La Tchéquie est au début

La Tchéquie en est encore au début du développement des infrastructures hydrogène. Cette année, les premières stations-service d'hydrogène devraient être implantées dans le réseau Benzina, et d'ici 2023, il pourrait y avoir six à huit stations-service d'hydrogène en République tchèque. Selon l'estimation du ministère de l'Industrie, 60 000 à 90 000 voitures à pile à hydrogène pourraient rouler dans le pays d'ici dix ans. À l'heure actuelle, en raison de l'absence de stations-service, il n'y en a pas.

L'hydrogène en France réduira les émissions de CO 2 de 27 millions de tonnes

Le gouvernement français a misé sur l'hydrogène dans la production industrielle et les transports dans son plan de réduction de la production nationale d'émissions de CO2 de 27 millions de tonnes d'ici 2030. Elle investit 7 milliards d'euros dans les technologies de l'hydrogène. Le montant ira à la décarbonisation de l'industrie, au développement de solutions de mobilité utilisant l'hydrogène et au soutien de la recherche et développement dans ce secteur ; et le développement d'activités de formation.

Les Français sont convaincus que l'hydrogène sera l'une des révolutions les plus importantes de ce siècle. "Il permettra de développer des solutions de mobilité zéro émission, de stockage d'énergie et d'assurer son approvisionnement en réponse à des sources renouvelables instables", a déclaré la ministre de la Transition écologique Barbara Pompiliová.
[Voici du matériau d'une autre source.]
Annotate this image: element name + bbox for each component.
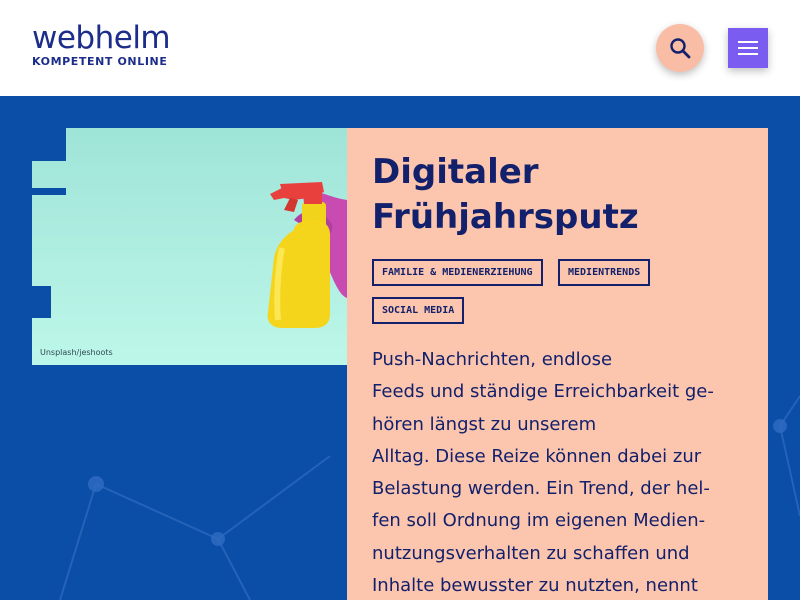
tag-social-media[interactable]: SOCIAL MEDIA [372, 297, 465, 324]
article-card: Digitaler Frühjahrsputz FAMILIE & MEDIEN… [347, 128, 768, 600]
menu-button[interactable] [728, 28, 768, 68]
teaser-line: hören längst zu unserem [372, 413, 597, 435]
teaser-line: fen soll Ordnung im eigenen Medien- [372, 510, 706, 532]
image-credit: Unsplash/jeshoots [40, 348, 113, 357]
spray-bottle-image [267, 182, 347, 328]
search-icon [670, 38, 691, 59]
teaser-line: nutzungsverhalten zu schaffen und [372, 542, 690, 564]
hamburger-menu-icon-bar [738, 47, 758, 49]
tag-familie-medienerziehung[interactable]: FAMILIE & MEDIENERZIEHUNG [372, 259, 543, 286]
article-image[interactable]: Unsplash/jeshoots [32, 128, 347, 365]
logo-link[interactable]: webhelm KOMPETENT ONLINE [32, 22, 177, 69]
logo-wordmark: webhelm [32, 20, 171, 56]
hamburger-menu-icon [738, 41, 758, 43]
hero-section: Unsplash/jeshoots Digitaler Frühjahrsput… [0, 96, 800, 600]
teaser-line: Belastung werden. Ein Trend, der hel- [372, 478, 710, 500]
search-button[interactable] [656, 24, 704, 72]
hamburger-menu-icon-bar [738, 53, 758, 55]
tag-medientrends[interactable]: MEDIENTRENDS [558, 259, 651, 286]
logo-tagline: KOMPETENT ONLINE [32, 55, 168, 68]
teaser-line: Alltag. Diese Reize können dabei zur [372, 445, 702, 467]
article-title[interactable]: Digitaler Frühjahrsputz [372, 150, 752, 240]
teaser-line: Push-Nachrichten, endlose [372, 349, 613, 370]
article-teaser: Push-Nachrichten, endlose Feeds und stän… [372, 344, 757, 600]
teaser-line: Feeds und ständige Erreichbarkeit ge- [372, 381, 714, 403]
site-header: webhelm KOMPETENT ONLINE [0, 0, 800, 96]
article-title-line-1: Digitaler [372, 152, 539, 192]
article-title-line-2: Frühjahrsputz [372, 197, 639, 237]
teaser-line: Inhalte bewusster zu nutzten, nennt [372, 575, 698, 597]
Michelin envisage des centrales à hydrogène

Dès 2021, la France lancera des appels d'offres pour la construction de centres d'hydrogène propre et d'usines de production d'hydrogène par électrolyse, avec l'objectif d'atteindre 6,5 GW de capacité installée d'ici 2030. Michelin, qui développe avec Faurecia des systèmes hydrogène pour le marché, veut accélérer le lancement de grands projets régionaux de centres hydrogène.

Le groupe est pionnier de la première initiative européenne « Zero Emission Valley » pour le déploiement de la mobilité hydrogène à l'échelle régionale. Dans le cadre du projet, 20 centrales électriques alimentées à l'hydrogène pur devraient être installées d'ici 2023 et 1 200 voitures à hydrogène devraient être déployées pour les besoins des entreprises.

Les voitures à hydrogène ne rejettent que de l'eau

Dans les piles à hydrogène, l'hydrogène réagit avec l'oxygène pour produire de l'électricité pour alimenter le véhicule. Les voitures dotées de cette technologie utilisent toujours des batteries qui facilitent la mobilité sans les émissions produites par la combustion de combustibles fossiles. Cependant, au lieu d'une longue charge, le conducteur remplit simplement le réservoir d'hydrogène, comme pour les voitures à moteur à essence ou diesel.

Ainsi, les FCEV peuvent facilement parcourir une distance de plus de 300 km sur un seul ravitaillement, ce qui en fait une alternative confortable aux voitures actuelles à moteur thermique. La réaction de l'hydrogène et de l'oxygène dans les piles à combustible ne produit qu'une seule émission, à savoir l'eau distillée.